In his 2010 run for the seat, he got 21.3 per cent of the primary vote, the highest Greens vote for any Lower House seat in Queensland.
The one-time Goth, passionate animal rights activist and 4ZZZ stalwart says his long involvement in the area, and recent stint in the Senate, gives him a strong profile.
Some voters will recall his fall from grace in 2003 when he drunkenly abused a Liberal senator.
He apologised, swore off alcohol and stood down as Democrats leader for a month.
Soon after the incident, his depression was made public.
He says there is less stigma about mental illness now but is appalled by how badly health services are funded.
Three years ago, he weaned himself off all medication and uses cognitive therapy. He has had alcohol since leaving politics but is going dry this year. “Election years focus the mind,” he says. “As does surgery.”
Having doorknocked the electorate since April last year and witnessed the fallout since the toppling of former prime minister Malcolm Turnbull, Bartlett believes “a tidal wave” of voters is ready to devastate the Liberal Party.
He concedes that could work against the Greens in the seat.
“It makes the first part of the task of getting the Libs below 50 per cent easier but the second part of getting ahead of Labor harder because they’ll just get some of those default votes.
“We’re all trained pretty much from birth that if the Libs are in government and you want to get rid of them, you vote Labor and vice versa,” he says.

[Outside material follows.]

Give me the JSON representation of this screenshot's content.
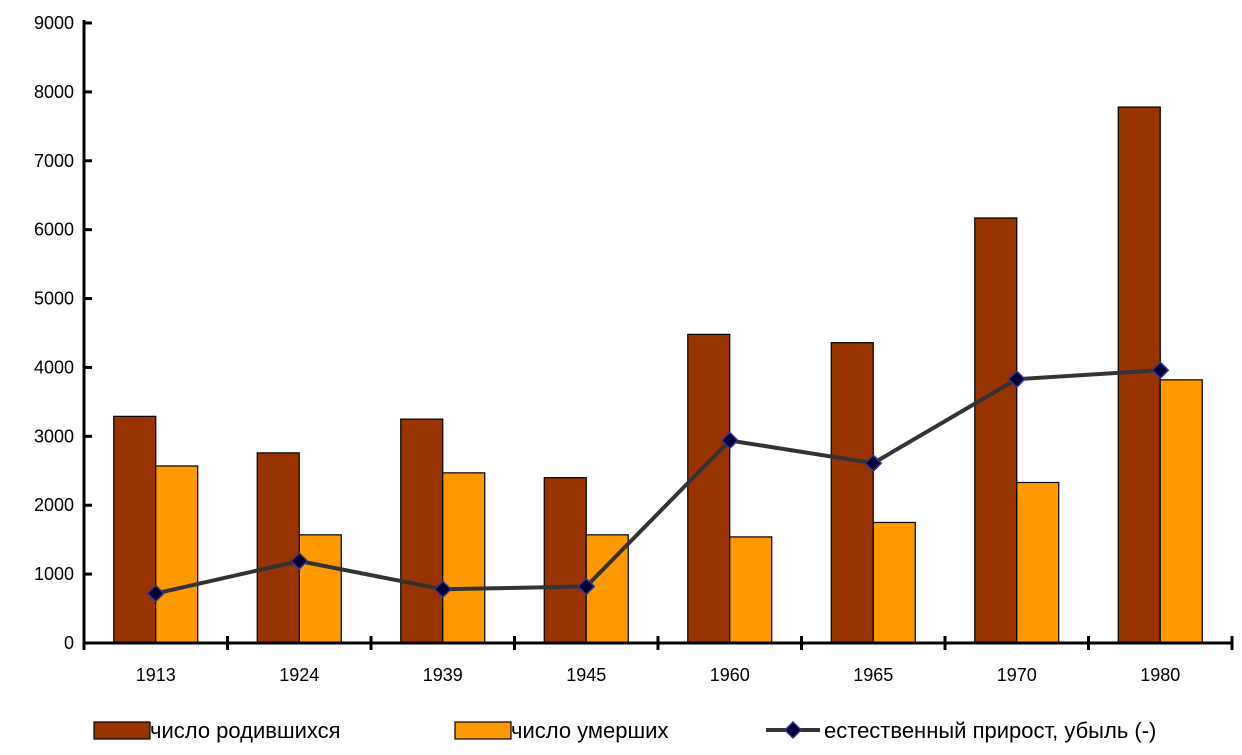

“What we’ve got to do is make people aware we’re a genuine chance and you’d get more meaningful change if we did win.”
Political donations, climate change, housing affordability, work security and better treatment of refugees will be key campaign messages.
It pains him that many of these issues were on the table when he first entered the Senate in 1997, and, he says, have got worse.
“It’s just reinforced to me that we’ve got to win a House of Reps seat,” he says. “I’ve got to give it a shot.”